Eternity

Words by Ellen M. H. Gatos Music by P. P. Bliss

"Oh, the clanging bells of Time I
Night and day they never cease.”

Having carried in my pocket for several months the words of the hymn ”Eternity,” which the author, Ellen M. H. Gates, had sent me, I handed them, one day in Chicago in 1876, to my friend P. P. Bliss, asking him to write music for them. Three days later he had composed the tune.

The hymn was much used at our meetings both in Great Britain and the United States. Before singing it, I used to tell the story of Robert Annan, of Dundee, Scotland. He was one of the worst men who ever lived in that town, but after having been converted became one of the most useful missionaries of the place. On leaving his little cottage, home one morning to go to his mission work, he took a piece of chalk from his pocket and wrote on the flagstone of the walk which led to his house the single word”Eternity.” A few minutes later he saw a child fall from one of the vessels in the harbor. Being a bold, strong swimmer, he threw off his coat and shoes, and plunged into the bay. He saved the child, but at the cost of his own life. His body was carried home over the word ”Eternity,” which he had written a few hours before. On my last visit to Scotland, about five years ago, I went to see his widow, and found that the writing had been cut in the stone by direction of the Honorable James Gordon, the Earl of Aberdeen. Thousands go to see it every year. Mr. Annan's minister took me to the beautiful cemetery of the place, where a fine monument, ten feet high, marks the last resting-place of the hero.

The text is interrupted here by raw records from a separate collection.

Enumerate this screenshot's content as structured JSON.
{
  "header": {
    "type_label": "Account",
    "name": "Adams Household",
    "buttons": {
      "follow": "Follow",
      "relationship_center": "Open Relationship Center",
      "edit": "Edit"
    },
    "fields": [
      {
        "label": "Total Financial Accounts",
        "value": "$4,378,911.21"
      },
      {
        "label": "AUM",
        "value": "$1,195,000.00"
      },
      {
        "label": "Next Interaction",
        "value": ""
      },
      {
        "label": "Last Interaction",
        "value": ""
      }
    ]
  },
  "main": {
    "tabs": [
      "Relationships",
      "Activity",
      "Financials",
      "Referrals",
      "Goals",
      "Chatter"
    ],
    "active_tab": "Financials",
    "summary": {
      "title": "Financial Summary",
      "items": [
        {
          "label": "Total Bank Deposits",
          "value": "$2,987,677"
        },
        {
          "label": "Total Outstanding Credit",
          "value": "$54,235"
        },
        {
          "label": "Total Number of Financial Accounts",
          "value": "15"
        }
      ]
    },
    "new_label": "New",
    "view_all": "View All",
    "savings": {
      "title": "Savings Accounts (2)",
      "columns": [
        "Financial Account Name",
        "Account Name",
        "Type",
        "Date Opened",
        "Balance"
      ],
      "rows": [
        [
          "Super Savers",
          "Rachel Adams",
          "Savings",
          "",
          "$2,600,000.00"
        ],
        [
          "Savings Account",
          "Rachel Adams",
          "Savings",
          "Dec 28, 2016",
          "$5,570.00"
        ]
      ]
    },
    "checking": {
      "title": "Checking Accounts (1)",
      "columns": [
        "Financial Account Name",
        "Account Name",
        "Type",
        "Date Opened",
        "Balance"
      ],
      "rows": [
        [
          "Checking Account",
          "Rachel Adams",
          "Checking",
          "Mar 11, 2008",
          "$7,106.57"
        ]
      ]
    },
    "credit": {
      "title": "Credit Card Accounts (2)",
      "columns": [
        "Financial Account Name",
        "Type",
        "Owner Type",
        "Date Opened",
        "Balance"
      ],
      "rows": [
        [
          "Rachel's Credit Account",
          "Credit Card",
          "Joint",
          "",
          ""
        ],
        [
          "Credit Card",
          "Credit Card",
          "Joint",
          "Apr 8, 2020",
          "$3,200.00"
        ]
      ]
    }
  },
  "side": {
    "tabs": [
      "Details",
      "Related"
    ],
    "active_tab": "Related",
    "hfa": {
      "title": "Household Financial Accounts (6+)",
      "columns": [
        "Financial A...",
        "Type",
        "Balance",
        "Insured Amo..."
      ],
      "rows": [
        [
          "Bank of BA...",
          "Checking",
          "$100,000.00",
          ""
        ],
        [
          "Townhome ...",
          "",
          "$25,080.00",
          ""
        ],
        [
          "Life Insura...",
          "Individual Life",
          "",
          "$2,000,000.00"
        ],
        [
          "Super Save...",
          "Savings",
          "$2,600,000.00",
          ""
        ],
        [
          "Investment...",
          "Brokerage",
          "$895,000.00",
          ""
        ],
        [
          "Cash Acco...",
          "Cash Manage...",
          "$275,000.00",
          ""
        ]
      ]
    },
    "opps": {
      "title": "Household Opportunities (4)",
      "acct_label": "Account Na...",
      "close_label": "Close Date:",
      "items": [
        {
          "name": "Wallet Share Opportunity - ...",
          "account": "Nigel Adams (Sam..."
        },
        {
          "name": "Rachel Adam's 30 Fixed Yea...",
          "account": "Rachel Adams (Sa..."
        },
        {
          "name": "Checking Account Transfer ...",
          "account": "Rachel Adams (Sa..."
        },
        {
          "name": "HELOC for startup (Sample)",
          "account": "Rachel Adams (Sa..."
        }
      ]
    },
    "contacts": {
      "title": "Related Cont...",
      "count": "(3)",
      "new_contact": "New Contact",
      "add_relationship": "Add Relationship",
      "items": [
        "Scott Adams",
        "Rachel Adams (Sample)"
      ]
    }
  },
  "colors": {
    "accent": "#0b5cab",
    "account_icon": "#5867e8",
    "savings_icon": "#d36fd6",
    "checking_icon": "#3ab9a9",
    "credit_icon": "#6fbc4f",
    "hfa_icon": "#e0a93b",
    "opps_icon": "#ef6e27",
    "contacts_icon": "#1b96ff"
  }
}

A worker in the English Village Mission writes: ”I had been engaged during the previous week with a lot of indifferent people in a midland village without the smallest token of blessing, and on that memorable Sunday night of the Tay Bridge disaster I went to the service with a sad heart. The service was a solemn one, and at the close we sang :

'Oh, the clanging bells of Time!
Night and day they never cease.'

"The song touched the hearts of the people. About this time, as we afterwards learned, a number of conversions occurred, and a blessing has rested on that place for many years. One of the converts has been a very successful missionary in a large northern city. I can scarcely remember any place where some one or .more of your songs and solos was not used of God in blessing souls. In one church alone I received one hundred and fifty into fellowship, and I think not less than one-third of that number, when making application for membership, mentioned some particular hymn that had led them to decision."